Clock

Trait Clock 

Source
pub trait Clock {
    // Required methods
    fn now(&self) -> Duration;
    fn consume(&mut self, inteval: &Duration);
}
Expand description

Clock is a simulated system clock. Its run rate may be real-time (i.e. one simulated second per actual wall-clock second) or it may run faster or slower than real-time.

The clock keeps track of how many of its cycles have been “consumed” by callers. Callers requiring more clock cycles will find that their calls to Clock::consume block so that their average consumption of cycles matches the simulated clock rate.

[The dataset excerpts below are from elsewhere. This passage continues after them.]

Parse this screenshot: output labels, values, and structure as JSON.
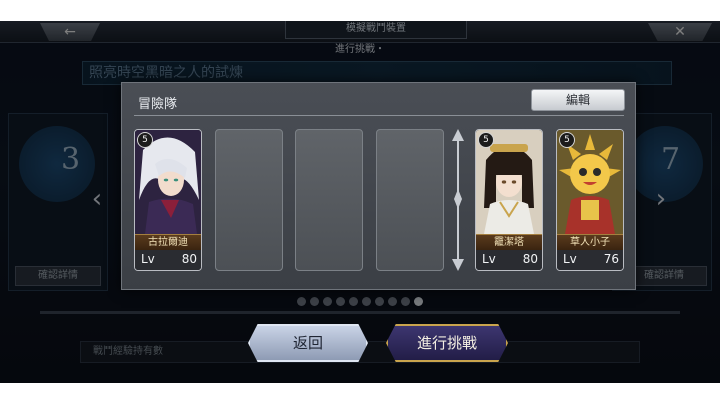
{
  "header": {
    "title": "模擬戰鬥裝置",
    "subtitle": "進行挑戰・",
    "back_symbol": "←",
    "close_symbol": "✕"
  },
  "background": {
    "quest_banner": "照亮時空黑暗之人的試煉",
    "left_stage_num": "3",
    "right_stage_num": "7",
    "left_detail_btn": "確認詳情",
    "right_detail_btn": "確認詳情",
    "bottom_strip": "戰鬥經驗持有數",
    "page_dot_count": 10,
    "active_dot_index": 9
  },
  "modal": {
    "title": "冒險隊",
    "edit_button": "編輯",
    "cards": [
      {
        "slot": "main-1",
        "filled": true,
        "name": "古拉爾迪",
        "level_label": "Lv",
        "level": "80",
        "rank": "5",
        "theme": "silver-haired-mage"
      },
      {
        "slot": "main-2",
        "filled": false
      },
      {
        "slot": "main-3",
        "filled": false
      },
      {
        "slot": "main-4",
        "filled": false
      },
      {
        "slot": "support-1",
        "filled": true,
        "name": "龗潔塔",
        "level_label": "Lv",
        "level": "80",
        "rank": "5",
        "theme": "dark-haired-girl"
      },
      {
        "slot": "support-2",
        "filled": true,
        "name": "草人小子",
        "level_label": "Lv",
        "level": "76",
        "rank": "5",
        "theme": "golden-creature"
      }
    ]
  },
  "buttons": {
    "back": "返回",
    "start": "進行挑戰"
  },
  "colors": {
    "accent_gold": "#c9a44d",
    "modal_bg": "#44484e",
    "start_btn_bg": "#2f2960"
  }
}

On the other hand, if the simulated clock produces ticks very rapidly (for example because it is set up to run 1,000,000x “real” time) then callers will never block and hence can proceed as fast as they are able.

Required Methods§

Source

fn now(&self) -> Duration

Retrieves the current (simulated) time.

Source

fn consume(&mut self, inteval: &Duration)

The caller calls consume to simulate the passing of a duration interval. The returned value is the interval after which it is next OK to call consume.

§Examples
use std::thread::sleep;
use std::time::Duration;
use cpu::Clock;

fn g<C: Clock>(clk: &mut C) {
  // We just performed an action which would have taken
  // one millisecond on the simulated machine.